Ebbene Berni è stato affrontato e malmenato da sindacalisti che lo accusano di essere il responsabile dell’insicurezza e anche dello strano comportamento della giustizia che, una volta arrestati i responsabili dei furti e delle loro conseguenze, vengono rilasciati dopo pochi giorni o addirittura ore.

Questo perché l’attuale potere politico in innumerevoli occasioni ha dichiarato, attraverso suoi esponenti governativi, che l’insicurezza in Argentina è una mera sensazione: forse come la sempre più galoppante povertà, che ormai investe una fetta consistente dell’ex classe media. A questo proposito c’è da ricordare un altro fatto eclatante accaduto in questi giorni. Una delle tantissime famiglie che ormai vivono per strada e si possono notare in tutte le città, ma specialmente a Buenos Aires, ha perso il proprio figlio di appena tre mesi: il fatto è avvenuto a pochi metri dalla Casa Rosada (la residenza presidenziale) ed è dovuto al mancato arrivo dei soccorsi allertati dai genitori che vedevano come il loro pargolo non rispondesse più agli stimoli.
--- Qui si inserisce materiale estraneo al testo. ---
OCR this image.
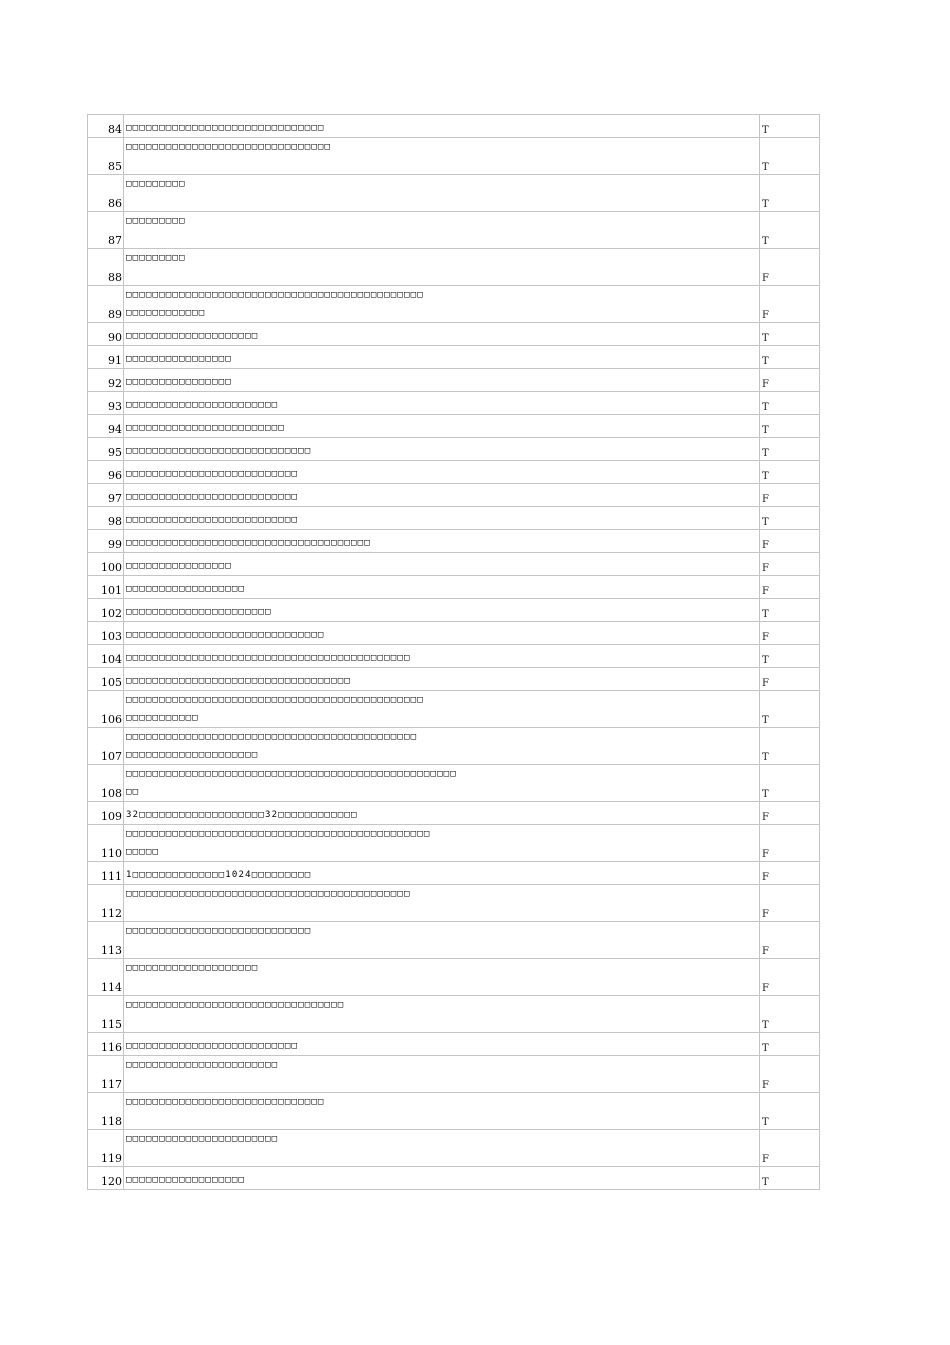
84	□□□□□□□□□□□□□□□□□□□□□□□□□□□□□□	T
85	□□□□□□□□□□□□□□□□□□□□□□□□□□□□□□□	T
86	□□□□□□□□□	T
87	□□□□□□□□□	T
88	□□□□□□□□□	F
89	□□□□□□□□□□□□□□□□□□□□□□□□□□□□□□□□□□□□□□□□□□□□□
□□□□□□□□□□□□	F
90	□□□□□□□□□□□□□□□□□□□□	T
91	□□□□□□□□□□□□□□□□	T
92	□□□□□□□□□□□□□□□□	F
93	□□□□□□□□□□□□□□□□□□□□□□□	T
94	□□□□□□□□□□□□□□□□□□□□□□□□	T
95	□□□□□□□□□□□□□□□□□□□□□□□□□□□□	T
96	□□□□□□□□□□□□□□□□□□□□□□□□□□	T
97	□□□□□□□□□□□□□□□□□□□□□□□□□□	F
98	□□□□□□□□□□□□□□□□□□□□□□□□□□	T
99	□□□□□□□□□□□□□□□□□□□□□□□□□□□□□□□□□□□□□	F
100	□□□□□□□□□□□□□□□□	F
101	□□□□□□□□□□□□□□□□□□	F
102	□□□□□□□□□□□□□□□□□□□□□□	T
103	□□□□□□□□□□□□□□□□□□□□□□□□□□□□□□	F
104	□□□□□□□□□□□□□□□□□□□□□□□□□□□□□□□□□□□□□□□□□□□	T
105	□□□□□□□□□□□□□□□□□□□□□□□□□□□□□□□□□□	F
106	□□□□□□□□□□□□□□□□□□□□□□□□□□□□□□□□□□□□□□□□□□□□□
□□□□□□□□□□□	T
107	□□□□□□□□□□□□□□□□□□□□□□□□□□□□□□□□□□□□□□□□□□□□
□□□□□□□□□□□□□□□□□□□□	T
108	□□□□□□□□□□□□□□□□□□□□□□□□□□□□□□□□□□□□□□□□□□□□□□□□□□
□□	T
109	32□□□□□□□□□□□□□□□□□□□32□□□□□□□□□□□□	F
110	□□□□□□□□□□□□□□□□□□□□□□□□□□□□□□□□□□□□□□□□□□□□□□
□□□□□	F
111	1□□□□□□□□□□□□□□1024□□□□□□□□□	F
112	□□□□□□□□□□□□□□□□□□□□□□□□□□□□□□□□□□□□□□□□□□□	F
113	□□□□□□□□□□□□□□□□□□□□□□□□□□□□	F
114	□□□□□□□□□□□□□□□□□□□□	F
115	□□□□□□□□□□□□□□□□□□□□□□□□□□□□□□□□□	T
116	□□□□□□□□□□□□□□□□□□□□□□□□□□	T
117	□□□□□□□□□□□□□□□□□□□□□□□	F
118	□□□□□□□□□□□□□□□□□□□□□□□□□□□□□□	T
119	□□□□□□□□□□□□□□□□□□□□□□□	F
120	□□□□□□□□□□□□□□□□□□	T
Ma non c’è da preoccuparsi… anche la povertà è ritenuta una sensazione da quello che è il peggior Governo della storia argentina, dove la realtà viene distorta ogni giorno, al punto tale che dovrà risarcire con 1.300 milioni di euro dei fondi d’investimento per aver falsato i dati delle statistiche ufficiali. Da Buenos Aires è tutto… alla prossima, purtroppo!